Schwäbische Zeitung (Leutkirch / Isny / Bad Wurzach)
Amerika vor Zerreißprobe
Trump zweifelt Rechtmäßigkeit der Präsidentenwahl an – Biden liegt vorn – Ausgang ungewiss
WASHINGTON/BERLIN - Ein offener Wahlausgang und ein Präsident, der sich vorzeitig zum Sieger erklärt: Am Tag nach der US-Präsidentschaftswahl hat Amtsinhaber Donald Trump sein Land an den Rand einer politischen Krise gebracht, indem er die Rechtschaffenheit der Abstimmung anzweifelte. In einem bisher beispiellosen Schritt kündigte er nach Schließung der Wahllokale an, die noch laufende Stimmauszählung gerichtlich stoppen lassen zu wollen. Das Team von Herausforderer Joe Biden sprach von einem Skandal.

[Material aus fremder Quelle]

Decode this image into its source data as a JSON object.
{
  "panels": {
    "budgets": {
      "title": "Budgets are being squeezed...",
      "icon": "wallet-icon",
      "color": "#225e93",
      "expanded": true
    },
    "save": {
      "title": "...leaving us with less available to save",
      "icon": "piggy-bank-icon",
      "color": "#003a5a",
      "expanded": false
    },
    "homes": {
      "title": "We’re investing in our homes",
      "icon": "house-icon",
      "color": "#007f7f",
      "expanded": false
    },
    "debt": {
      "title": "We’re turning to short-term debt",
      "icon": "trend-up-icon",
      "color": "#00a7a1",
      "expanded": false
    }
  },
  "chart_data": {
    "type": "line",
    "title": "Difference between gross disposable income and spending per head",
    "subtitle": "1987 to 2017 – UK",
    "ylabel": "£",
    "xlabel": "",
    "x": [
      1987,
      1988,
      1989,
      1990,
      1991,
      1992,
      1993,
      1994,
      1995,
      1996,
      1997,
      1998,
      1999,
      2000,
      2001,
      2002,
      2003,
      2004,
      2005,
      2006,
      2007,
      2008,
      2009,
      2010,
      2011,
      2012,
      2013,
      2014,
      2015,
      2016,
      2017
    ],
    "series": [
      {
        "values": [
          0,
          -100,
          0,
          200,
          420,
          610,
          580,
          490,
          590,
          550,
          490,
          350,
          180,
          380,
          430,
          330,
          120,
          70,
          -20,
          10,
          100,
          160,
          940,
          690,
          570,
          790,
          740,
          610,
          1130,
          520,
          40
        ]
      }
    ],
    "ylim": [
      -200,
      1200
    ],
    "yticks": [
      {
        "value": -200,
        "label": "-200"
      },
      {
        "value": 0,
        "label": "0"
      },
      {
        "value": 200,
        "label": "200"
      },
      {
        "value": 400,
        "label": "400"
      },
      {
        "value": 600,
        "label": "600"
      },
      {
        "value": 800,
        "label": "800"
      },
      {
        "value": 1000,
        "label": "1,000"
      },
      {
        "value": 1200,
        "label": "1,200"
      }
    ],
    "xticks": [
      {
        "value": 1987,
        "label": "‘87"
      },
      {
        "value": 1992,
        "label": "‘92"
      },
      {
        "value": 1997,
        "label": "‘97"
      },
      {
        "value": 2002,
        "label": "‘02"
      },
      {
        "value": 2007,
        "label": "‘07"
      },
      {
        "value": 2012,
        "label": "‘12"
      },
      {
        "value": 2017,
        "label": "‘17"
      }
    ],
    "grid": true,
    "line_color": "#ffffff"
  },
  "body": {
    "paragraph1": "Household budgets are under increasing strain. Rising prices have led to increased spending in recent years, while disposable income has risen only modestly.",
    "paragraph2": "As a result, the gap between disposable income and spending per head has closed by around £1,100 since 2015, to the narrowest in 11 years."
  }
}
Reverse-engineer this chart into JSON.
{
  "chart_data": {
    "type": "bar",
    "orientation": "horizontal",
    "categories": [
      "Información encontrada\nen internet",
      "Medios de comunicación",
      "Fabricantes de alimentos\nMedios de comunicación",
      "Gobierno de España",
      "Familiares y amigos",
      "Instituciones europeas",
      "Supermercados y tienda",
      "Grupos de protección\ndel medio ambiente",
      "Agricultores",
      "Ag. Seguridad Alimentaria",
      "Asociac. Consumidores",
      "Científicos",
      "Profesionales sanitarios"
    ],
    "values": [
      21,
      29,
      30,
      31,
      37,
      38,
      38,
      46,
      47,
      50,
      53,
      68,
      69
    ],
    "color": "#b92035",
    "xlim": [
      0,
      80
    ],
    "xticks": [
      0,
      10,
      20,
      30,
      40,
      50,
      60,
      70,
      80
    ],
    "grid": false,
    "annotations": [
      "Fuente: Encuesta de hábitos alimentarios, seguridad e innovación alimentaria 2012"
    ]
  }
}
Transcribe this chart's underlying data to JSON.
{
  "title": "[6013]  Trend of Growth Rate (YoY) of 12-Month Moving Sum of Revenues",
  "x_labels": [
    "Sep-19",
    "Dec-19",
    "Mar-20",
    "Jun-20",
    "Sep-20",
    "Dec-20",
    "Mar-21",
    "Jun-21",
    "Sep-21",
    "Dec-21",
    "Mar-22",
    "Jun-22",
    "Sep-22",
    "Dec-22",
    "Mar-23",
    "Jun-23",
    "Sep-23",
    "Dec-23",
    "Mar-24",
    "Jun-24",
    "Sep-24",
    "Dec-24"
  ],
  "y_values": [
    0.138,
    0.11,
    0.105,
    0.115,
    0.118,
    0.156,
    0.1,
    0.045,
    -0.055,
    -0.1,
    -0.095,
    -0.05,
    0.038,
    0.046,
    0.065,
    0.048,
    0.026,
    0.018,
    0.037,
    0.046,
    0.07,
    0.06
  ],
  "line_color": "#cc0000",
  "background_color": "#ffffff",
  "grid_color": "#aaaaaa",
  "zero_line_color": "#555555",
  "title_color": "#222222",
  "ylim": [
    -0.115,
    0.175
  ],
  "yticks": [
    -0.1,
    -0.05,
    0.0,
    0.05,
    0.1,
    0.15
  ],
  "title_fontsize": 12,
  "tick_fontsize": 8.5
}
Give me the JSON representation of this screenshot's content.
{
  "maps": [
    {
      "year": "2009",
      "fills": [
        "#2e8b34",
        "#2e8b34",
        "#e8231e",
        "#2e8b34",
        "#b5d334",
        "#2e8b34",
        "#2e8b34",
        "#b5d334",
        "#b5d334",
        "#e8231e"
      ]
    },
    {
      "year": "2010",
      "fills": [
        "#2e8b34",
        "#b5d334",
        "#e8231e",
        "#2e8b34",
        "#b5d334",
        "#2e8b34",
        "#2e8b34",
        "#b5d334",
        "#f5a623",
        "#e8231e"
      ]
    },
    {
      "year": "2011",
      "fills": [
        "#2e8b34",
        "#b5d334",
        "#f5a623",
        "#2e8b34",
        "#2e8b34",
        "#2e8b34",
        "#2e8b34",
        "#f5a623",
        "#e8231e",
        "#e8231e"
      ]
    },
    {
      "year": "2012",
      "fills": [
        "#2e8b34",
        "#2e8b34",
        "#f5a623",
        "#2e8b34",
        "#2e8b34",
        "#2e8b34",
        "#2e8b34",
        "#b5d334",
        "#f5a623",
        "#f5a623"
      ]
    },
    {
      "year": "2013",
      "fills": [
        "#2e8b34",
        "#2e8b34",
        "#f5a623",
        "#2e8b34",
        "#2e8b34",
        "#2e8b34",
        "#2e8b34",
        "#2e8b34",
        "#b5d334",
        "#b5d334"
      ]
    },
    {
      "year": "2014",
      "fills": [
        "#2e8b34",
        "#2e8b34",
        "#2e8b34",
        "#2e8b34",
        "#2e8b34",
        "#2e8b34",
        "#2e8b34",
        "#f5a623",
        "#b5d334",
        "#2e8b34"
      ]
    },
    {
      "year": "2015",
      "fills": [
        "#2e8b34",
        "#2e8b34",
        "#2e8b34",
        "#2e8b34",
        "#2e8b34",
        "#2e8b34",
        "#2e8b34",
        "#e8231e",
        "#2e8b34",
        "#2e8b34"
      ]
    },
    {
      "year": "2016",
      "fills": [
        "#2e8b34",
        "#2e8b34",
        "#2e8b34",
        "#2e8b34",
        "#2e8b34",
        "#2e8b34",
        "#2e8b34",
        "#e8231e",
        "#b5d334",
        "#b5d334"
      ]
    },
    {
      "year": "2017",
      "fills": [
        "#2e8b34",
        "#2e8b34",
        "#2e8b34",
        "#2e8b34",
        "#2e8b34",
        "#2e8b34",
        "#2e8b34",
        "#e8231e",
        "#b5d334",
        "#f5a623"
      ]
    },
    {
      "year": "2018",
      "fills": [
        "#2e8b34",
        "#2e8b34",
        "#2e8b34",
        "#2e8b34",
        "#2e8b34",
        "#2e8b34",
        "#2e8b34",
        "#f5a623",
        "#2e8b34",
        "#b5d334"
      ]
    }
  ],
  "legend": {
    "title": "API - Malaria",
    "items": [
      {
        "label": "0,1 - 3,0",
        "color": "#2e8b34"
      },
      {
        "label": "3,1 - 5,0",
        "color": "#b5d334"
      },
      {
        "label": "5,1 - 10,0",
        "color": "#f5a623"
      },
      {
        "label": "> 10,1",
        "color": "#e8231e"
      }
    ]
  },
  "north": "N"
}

Bei der Stimmenauszählung hatten sich am Mittwoch leichte Vorteile für den Herausforderer Joe Biden abgezeichnet. Insgesamt schnitt der 74 Jahre alte Trump jedoch deutlich besser ab als nach den Umfragen erwartet. Der drei Jahre ältere Biden verfehlte den von den Demokraten erhofften klaren Wahlsieg und musste sich unter anderem in Florida und Texas dem republikanischen Präsidenten geschlagen geben. Gespannt wurde die Auszählung in mehreren Staaten im Mittleren Westen und im Süden verfolgt. Am Abend MEZ meldeten Medien einen wichtigen Sieg Bidens in Wisconsin. Im hart umkämpften Industriestaat Pennsylvania lag Trump vorn, allerdings war dort ein Großteil der Briefwählerstimmen noch nicht ausgezählt. Der US-Präsident wird nicht direkt von den Bürgern gewählt, sondern von Wahlleuten. Für den Einzug ins Weiße Haus sind 270 Stimmen nötig.
„Offen gesagt, wir haben diese Wahl gewonnen“, sagte Trump im Weißen Haus, obwohl der Ausgang der Wahl noch völlig unklar war. Der Amtsinhaber sprach von angeblichem „Betrug an der Nation“bei der Wahl. „Wir werden vor den Supreme Court ziehen. Wir wollen, dass alles Wählen endet.“Später legte Trump nach, auf Twitter prangerte er ein angebliches „Verschwinden“republikanischer Wählerstimmen an.
In Deutschland riefen die Reaktionen des Präsidenten auf das knappe Zwischenergebnis Empörung hervor. Politiker aus Koalition und Opposition warfen Trump einen Angriff auf die Demokratie vor. Verteidigungsministerin Annegret KrampKarrenbauer (CDU) nannte die unklare Situation „sehr explosiv“und sprach von einer „Schlacht um die Legitimität des Ergebnisses“.
Agnieszka Brugger aus Ravensburg, stellvertretende Fraktionsvorsitzende der Grünen im Bundestag, sagte der „Schwäbischen Zeitung“, mit seinem Verhalten trete Trump die Grundprinzipien der Demokratie mit Füßen. „Gerade jetzt braucht es mehr denn je eine Europäische Union, die sich für Demokratie, Menschenrechte und internationale Zusammenarbeit einsetzt“, so Brugger weiter.
Die Bundesregierung wollte sich angesichts des ungewissen Ergebnisses zunächst nicht zur Wahl äußern. Der CDU-Außenexperte Roderich Kiesewetter sagte hingegen im Interview mit der „Schwäbischen Zeitung“: „Ich baue nun auf die Gewaltenteilung in den USA, die ,Checks and Balances’. Aber klar ist auch: Vor uns liegen turbulente Wochen.“
Das befürchten auch Ökonomen. Das Institut der deutschen Wirtschaft (IW) erklärte, eine länger andauernde Unsicherheit oder Auseinandersetzungen über die Legitimität der Wahl, würden ein Führungsvakuum in den USA schaffen, das für die US- und die Weltwirtschaft kritische Folgen hätte.
Weniger ungewiss sieht die Lage bei den gleichzeitigen Kongresswahlen aus, im Repräsentantenhaus konnten die Demokraten Prognosen zufolge ihre Mehrheit verteidigen, erlitten aber einen schweren Dämpfer im Kampf um den Senat.